Tiba-tiba, He Lei meraih tanganku dan dengan hati-hati meletakkan salah satu biji itu di tanganku. Aku tercengang! Ini, ini, apa artinya? Apakah biji memiliki makna yang berbeda di dunia ini, seperti kacang cinta di kampung halamanku?
Lalu, dia memberikan yang satunya lagi kepada Ah Xing, “Ambil ini dan simpan baik-baik.”
“Ini benih!” Ah Xing menatap He Lei dengan gembira. Dia menggenggam benih di tangannya erat-erat, “He Lei, terima kasih! Hadiah ini terlalu berharga!”
Apa? Maaf?
Bisakah seseorang menjelaskan kepada saya apa yang sedang terjadi?
Ini adalah jenis makanan yang biasa dimakan paman dan bibi saya sambil bermain mahjong atau menonton TV. Mereka akan menghabiskan banyak sekali setiap kali mencetak gol.

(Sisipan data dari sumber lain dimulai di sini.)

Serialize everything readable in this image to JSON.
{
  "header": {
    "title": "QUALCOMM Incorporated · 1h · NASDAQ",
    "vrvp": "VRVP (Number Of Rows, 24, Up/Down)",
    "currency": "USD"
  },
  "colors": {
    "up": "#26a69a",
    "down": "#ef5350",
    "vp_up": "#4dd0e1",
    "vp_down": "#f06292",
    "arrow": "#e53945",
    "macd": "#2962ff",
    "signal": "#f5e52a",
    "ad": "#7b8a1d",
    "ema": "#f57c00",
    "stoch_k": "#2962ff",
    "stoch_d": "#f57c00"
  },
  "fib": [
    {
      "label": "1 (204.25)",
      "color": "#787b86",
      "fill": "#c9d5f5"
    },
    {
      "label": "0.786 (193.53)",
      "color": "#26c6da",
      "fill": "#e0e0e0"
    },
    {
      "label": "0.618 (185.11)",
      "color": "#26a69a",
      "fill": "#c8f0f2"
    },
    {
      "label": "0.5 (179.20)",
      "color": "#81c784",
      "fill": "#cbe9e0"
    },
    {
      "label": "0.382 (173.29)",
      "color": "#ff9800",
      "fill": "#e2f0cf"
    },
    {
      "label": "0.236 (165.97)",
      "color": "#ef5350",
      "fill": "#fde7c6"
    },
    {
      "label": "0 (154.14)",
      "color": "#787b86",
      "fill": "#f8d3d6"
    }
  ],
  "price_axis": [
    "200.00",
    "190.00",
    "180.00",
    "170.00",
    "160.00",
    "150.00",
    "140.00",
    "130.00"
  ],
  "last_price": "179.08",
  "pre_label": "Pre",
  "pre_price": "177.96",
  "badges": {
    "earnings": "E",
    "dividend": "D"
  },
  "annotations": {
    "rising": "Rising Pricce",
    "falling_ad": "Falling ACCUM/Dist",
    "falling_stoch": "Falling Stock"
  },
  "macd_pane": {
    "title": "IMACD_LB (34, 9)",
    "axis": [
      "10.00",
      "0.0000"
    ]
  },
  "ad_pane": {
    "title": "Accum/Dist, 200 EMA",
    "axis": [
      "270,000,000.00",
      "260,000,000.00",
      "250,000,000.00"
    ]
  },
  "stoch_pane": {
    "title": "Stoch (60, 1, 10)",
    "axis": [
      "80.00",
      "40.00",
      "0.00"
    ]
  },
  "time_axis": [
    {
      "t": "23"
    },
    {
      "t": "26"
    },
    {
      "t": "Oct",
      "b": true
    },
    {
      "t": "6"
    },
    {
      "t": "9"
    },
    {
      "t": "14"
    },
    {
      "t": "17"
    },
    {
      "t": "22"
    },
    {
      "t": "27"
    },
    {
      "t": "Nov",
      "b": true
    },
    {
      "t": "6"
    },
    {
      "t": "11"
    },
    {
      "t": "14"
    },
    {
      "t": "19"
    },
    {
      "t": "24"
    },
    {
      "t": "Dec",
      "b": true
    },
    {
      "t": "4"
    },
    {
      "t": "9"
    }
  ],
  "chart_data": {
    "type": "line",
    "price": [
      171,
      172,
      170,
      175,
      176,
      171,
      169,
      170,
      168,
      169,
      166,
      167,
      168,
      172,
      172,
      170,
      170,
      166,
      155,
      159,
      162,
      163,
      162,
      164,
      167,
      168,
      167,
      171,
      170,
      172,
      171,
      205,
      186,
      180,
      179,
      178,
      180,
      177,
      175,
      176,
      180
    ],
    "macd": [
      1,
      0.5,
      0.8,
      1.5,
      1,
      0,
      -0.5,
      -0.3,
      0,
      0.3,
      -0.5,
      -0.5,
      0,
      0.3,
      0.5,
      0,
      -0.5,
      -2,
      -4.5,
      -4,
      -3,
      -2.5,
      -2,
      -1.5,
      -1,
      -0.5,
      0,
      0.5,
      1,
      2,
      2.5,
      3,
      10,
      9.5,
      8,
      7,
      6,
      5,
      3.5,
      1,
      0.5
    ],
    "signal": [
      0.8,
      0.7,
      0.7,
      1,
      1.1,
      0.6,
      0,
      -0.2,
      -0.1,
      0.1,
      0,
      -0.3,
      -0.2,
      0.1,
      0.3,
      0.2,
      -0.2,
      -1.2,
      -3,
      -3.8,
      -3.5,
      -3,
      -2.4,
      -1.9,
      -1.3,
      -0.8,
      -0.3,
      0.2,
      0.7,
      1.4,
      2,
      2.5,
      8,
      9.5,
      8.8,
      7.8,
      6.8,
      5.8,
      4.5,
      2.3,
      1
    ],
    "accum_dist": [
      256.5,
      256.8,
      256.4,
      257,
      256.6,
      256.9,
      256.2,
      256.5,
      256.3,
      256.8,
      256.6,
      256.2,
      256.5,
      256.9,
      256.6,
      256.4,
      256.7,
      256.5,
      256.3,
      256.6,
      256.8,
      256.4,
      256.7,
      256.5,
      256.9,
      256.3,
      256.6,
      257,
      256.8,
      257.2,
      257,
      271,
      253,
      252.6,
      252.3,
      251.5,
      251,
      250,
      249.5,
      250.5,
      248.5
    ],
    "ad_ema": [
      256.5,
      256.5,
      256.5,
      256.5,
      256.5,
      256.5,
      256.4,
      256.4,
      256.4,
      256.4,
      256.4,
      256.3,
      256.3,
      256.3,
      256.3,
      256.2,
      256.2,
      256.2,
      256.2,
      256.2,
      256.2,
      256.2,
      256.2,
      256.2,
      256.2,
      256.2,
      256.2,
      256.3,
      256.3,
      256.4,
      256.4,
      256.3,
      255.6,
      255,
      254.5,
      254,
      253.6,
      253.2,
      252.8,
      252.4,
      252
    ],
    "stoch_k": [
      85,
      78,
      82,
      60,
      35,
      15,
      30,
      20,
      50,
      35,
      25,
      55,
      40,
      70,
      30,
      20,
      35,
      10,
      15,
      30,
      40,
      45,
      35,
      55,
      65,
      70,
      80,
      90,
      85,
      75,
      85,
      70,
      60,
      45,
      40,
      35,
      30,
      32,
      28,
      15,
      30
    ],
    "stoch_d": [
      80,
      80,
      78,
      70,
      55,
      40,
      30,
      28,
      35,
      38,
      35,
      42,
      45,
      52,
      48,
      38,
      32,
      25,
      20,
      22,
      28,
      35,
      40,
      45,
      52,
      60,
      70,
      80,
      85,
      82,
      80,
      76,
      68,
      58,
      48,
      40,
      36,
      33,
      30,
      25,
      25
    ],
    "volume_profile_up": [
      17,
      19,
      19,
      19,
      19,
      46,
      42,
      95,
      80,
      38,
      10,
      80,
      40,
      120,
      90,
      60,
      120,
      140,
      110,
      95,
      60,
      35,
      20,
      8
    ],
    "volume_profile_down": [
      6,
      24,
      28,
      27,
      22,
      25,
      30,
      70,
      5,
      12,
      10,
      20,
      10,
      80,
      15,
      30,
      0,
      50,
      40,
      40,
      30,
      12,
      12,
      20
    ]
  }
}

Mengapa makanan ini menjadi hadiah berharga di sini?
Lagipula, biji-bijian seharusnya berada di peringkat terendah dalam dunia makanan. Jika dianggap berharga, bagaimana dengan kacang-kacangan bernilai tinggi seperti almond dan kenari?
He Lei mengikat tas itu dan memakainya kembali di lehernya, membiarkannya jatuh ke dadanya. Dia menepuk-nepuknya seolah-olah itu sangat penting. Dia menatap Ah Xing tanpa ekspresi, “Jangan salah paham. Aku tidak memberikannya padamu sebagai hadiah, tapi…” Tatapannya meredup, “Aku tidak tahu berapa lama aku bisa hidup. Aku tidak ingin benih itu punah bersamaku. Setidaknya, Kota Bulan Perak bisa mengurusnya.”
Hatiku langsung ciut. Berikan saja sebagai hadiah. Apa gunanya mengatakan bahwa kamu mungkin akan mati? Itu terdengar sangat buruk.
Wajah Ah Xing tampak sedih. Dia menatap He Lei lagi, “He Lei, kembalilah ke Kota Bulan Perak bersamaku.”
He Lei menggelengkan kepalanya dan menarik napas dalam-dalam. Kemudian dia melihat benih di telapak tanganku dan berkata, “Nenekku pernah bilang bahwa benih ini bisa tumbuh menjadi bunga indah yang menghadap ke matahari. Namun, dunia saat ini tidak cocok untuk menanam benih ini. Kota Bulan Perak seharusnya bisa memberikannya tempat yang baik. Kuharap ia bisa mekar di seluruh Kota Bulan Perak, menghadap sinar matahari.” He Lei menatap Ah Xing dengan sedikit harapan.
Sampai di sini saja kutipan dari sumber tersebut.